Crusade of Ukrainian Documentaries

The Friday before last, against the background of just another fair, a quiet premiere of director Yury Tereshchenko and script writer cum film critic Serhiy Trymbach’s film, The Eternal Cross took place at the Kyiv Cinematographers’ House. Those familiar with renowned Ukrainian film director Leonid Osyka’s creative work will easily find in the film’s name an allusion to his 1968 film, The Stone Cross, which was last shown to the public two years ago at the Molodist [Youth] film festival’s opening ceremony. However, this is no coincidence. The Eternal Cross consists of three documentaries shot at different times, united by the creative work of the great film director who has passed a year ago. Three love stories in the most elevated meaning of this word — love through tears and despair, when you feel unbearably bad.
The first story, “The Seven Tears,” was shot by Osyka himself in 1992 at a children’s cemetery. Seven years after Chornobyl — this speaks volumes. The dramatic quality of the material itself is so shocking that one cannot immediately start pondering over its artistic realization. Meanwhile, the author succeeded in delicately showing human grief from the point of view of not an outside observer trying to shoot reportage but a parent like his heroes. The death of an adult is a tragedy, while child’s death is a catastrophe. The authors demonstrated this to the spectators, drawing this sad formula in course of the film. As long as such cemeteries exist, this pain will exist, too.
Another story portrays widow of actor P. Masokha who took part in one of the best films in Ukraine and the world, Dovzhenko’s Earth. Her husband is dead, and thirteen years after his death she is weeping at his grave, aged and forgotten by all, “Take me with you!” The third story, which gave the name for the whole film, narrates about two young women, or “balsam-carrying women”, as the authors of the Eternal Cross called them. First one is Svitlana Kniazeva, Leonid Osyka’s widow, an actress who is raising her twin kids. Another is Kateryna, wife of Borys Brondukov, who, let us recall, played the main part in the Stone Cross and now is affected with both physical and emotional paralysis. Two confessions, two stories of the women who are unhappy and at the same time self-sufficient in their love.

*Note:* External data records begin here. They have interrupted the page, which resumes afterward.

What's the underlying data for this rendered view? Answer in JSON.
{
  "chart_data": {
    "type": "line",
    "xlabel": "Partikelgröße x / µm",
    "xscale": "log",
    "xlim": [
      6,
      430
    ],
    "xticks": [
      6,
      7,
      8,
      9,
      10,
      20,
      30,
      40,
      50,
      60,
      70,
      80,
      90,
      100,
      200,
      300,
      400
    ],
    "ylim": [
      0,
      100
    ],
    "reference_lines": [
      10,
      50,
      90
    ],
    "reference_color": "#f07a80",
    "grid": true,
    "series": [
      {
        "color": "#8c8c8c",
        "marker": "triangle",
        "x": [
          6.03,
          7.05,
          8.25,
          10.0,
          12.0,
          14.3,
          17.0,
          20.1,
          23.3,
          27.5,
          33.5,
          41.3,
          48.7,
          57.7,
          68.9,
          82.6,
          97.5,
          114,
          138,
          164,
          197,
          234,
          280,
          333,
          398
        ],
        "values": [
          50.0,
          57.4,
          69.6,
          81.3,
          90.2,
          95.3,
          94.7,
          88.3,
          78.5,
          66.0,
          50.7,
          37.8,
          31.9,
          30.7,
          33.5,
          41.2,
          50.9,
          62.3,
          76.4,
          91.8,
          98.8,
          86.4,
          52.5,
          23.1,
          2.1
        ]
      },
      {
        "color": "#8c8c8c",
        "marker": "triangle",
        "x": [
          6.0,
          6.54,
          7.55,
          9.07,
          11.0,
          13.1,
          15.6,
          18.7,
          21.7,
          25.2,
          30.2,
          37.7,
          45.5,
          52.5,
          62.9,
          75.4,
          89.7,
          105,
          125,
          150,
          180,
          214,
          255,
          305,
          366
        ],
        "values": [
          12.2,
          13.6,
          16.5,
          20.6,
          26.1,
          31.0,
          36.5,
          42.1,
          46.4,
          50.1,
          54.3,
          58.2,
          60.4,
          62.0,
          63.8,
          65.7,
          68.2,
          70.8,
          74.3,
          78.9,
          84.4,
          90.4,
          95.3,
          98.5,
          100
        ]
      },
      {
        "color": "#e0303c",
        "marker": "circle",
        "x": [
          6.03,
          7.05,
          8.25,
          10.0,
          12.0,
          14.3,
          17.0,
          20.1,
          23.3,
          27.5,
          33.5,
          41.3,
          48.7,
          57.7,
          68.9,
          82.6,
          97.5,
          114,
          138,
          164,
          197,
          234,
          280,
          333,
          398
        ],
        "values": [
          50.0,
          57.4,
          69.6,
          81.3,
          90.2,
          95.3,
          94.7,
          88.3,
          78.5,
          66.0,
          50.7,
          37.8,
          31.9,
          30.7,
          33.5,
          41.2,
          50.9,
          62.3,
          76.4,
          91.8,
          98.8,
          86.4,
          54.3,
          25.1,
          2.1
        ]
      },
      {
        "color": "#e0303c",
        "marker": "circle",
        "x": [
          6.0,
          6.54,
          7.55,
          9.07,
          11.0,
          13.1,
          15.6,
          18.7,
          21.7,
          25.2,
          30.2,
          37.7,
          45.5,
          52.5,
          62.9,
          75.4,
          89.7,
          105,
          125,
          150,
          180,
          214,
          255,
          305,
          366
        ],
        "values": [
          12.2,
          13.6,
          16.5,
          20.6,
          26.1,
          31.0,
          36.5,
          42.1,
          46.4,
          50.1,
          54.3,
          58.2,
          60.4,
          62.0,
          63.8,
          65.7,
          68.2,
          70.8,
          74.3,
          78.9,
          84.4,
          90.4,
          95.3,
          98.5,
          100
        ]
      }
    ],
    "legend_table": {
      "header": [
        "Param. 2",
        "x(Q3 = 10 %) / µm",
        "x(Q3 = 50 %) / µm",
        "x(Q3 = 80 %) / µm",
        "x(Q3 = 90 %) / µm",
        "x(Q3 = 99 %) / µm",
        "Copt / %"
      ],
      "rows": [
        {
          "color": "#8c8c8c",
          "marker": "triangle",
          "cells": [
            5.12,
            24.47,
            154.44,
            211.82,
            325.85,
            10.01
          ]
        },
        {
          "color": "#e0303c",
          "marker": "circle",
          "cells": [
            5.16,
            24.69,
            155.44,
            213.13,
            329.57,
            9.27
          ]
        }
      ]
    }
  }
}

The brilliant score for the film was composed by A. Huba, filling its dramatic in itself plot with strong poetical energy, which left no one in the audience indifferent. The Cinematographers’ House did not see such enduring ovations for a long time. The fact that the documentary was shot on filmstrip, being a rare exception for the Ukrainian filmmaking industry in the last years, also deserves ovation. “Documentary art on film was dying in Ukraine,” Mr. Trymbach stressed. Even if this single film doesn’t mean its revival, we regained our slightly forgotten pride for Ukrainian documentaries in part and cinema in general. The only complaint is that the Eternal Cross will not be shown on television. “The television has changed,” the film’s authors explain.